Durable and attractive when operated as a contamination-free enterprise, powder coating workshops don't fare well when those measures fall through. If an operations manager can identify the origins of the impurity-causing transgressor, a solution will surely follow. Until then, however, there's the fallout to handle. Fortunately, instead of bemoaning the situation, proactive types tend to look at such quality-undermining issues as an opportunity to practice their detective skills.

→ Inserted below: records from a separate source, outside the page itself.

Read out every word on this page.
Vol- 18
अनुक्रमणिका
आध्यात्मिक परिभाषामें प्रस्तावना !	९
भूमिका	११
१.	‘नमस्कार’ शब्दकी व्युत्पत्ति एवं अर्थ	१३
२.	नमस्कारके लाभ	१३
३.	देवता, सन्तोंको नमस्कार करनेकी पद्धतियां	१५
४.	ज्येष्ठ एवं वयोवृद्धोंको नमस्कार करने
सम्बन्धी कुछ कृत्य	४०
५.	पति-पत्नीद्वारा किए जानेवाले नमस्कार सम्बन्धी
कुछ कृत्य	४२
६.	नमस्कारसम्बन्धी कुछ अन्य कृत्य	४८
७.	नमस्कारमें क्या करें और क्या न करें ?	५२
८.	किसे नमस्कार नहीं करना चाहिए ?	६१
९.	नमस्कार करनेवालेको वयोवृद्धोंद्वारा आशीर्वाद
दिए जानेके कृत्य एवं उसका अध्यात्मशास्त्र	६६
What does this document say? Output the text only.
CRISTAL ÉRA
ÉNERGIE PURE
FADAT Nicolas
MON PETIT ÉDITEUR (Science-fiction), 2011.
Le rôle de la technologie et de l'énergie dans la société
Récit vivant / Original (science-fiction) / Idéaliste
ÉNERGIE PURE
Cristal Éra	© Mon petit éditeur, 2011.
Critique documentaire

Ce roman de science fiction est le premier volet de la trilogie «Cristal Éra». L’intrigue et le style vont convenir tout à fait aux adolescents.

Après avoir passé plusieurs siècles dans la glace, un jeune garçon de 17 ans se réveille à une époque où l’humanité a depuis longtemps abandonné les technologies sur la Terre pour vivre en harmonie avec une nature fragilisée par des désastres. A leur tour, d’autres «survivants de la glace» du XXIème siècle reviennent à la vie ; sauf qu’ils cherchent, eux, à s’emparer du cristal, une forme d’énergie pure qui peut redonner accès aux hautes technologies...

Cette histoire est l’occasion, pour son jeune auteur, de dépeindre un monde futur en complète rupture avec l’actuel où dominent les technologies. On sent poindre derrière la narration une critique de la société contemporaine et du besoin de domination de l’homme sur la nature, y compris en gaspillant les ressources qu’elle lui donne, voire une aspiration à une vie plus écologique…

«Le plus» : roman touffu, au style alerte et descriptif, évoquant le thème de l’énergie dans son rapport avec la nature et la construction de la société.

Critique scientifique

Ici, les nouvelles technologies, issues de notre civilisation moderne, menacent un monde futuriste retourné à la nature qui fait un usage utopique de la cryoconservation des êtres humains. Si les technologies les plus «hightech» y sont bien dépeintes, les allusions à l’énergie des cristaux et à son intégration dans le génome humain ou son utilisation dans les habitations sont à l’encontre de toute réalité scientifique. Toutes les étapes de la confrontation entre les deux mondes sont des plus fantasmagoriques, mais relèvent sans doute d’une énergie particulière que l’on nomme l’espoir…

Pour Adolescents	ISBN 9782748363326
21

Quality-Assurance Sleuthing

A ripple effect has sprung into life, and those ripples are spreading through the equipment stations. A contaminant is clinging to the parts. As a result of that foreign matter's presence, the finish quality has taken a significant hit. A product run, once loaded with glossy appeal, lacks any hint of surface splendour. Worse still, there's some doubt over the coating's ability to perform as a shell-like finish. To stop high process rejection rates from spiralling out of control, let's put on that detective's hat.

Troubleshooting Powder Coating Contaminants

General upkeep rules, as introduced by a shop manager, are important. Process impurities will propagate if a powder coating booth is filthy, or a curing oven is caked in waste, or a prep area is covered in dirt. Cross-contamination problems then worsen because the lines of demarcation are blurring between the different equipment stations. With process impurities on the rise, undesirable colour shifts take place, or hues simply don't appear uniformly from one end of the part to the other. Bumps appear, perhaps because free-floating fibres have entered the ducts in the coatings booth. Indeed, the damage can make itself known in different ways, depending on where the contaminant found its way into a production line.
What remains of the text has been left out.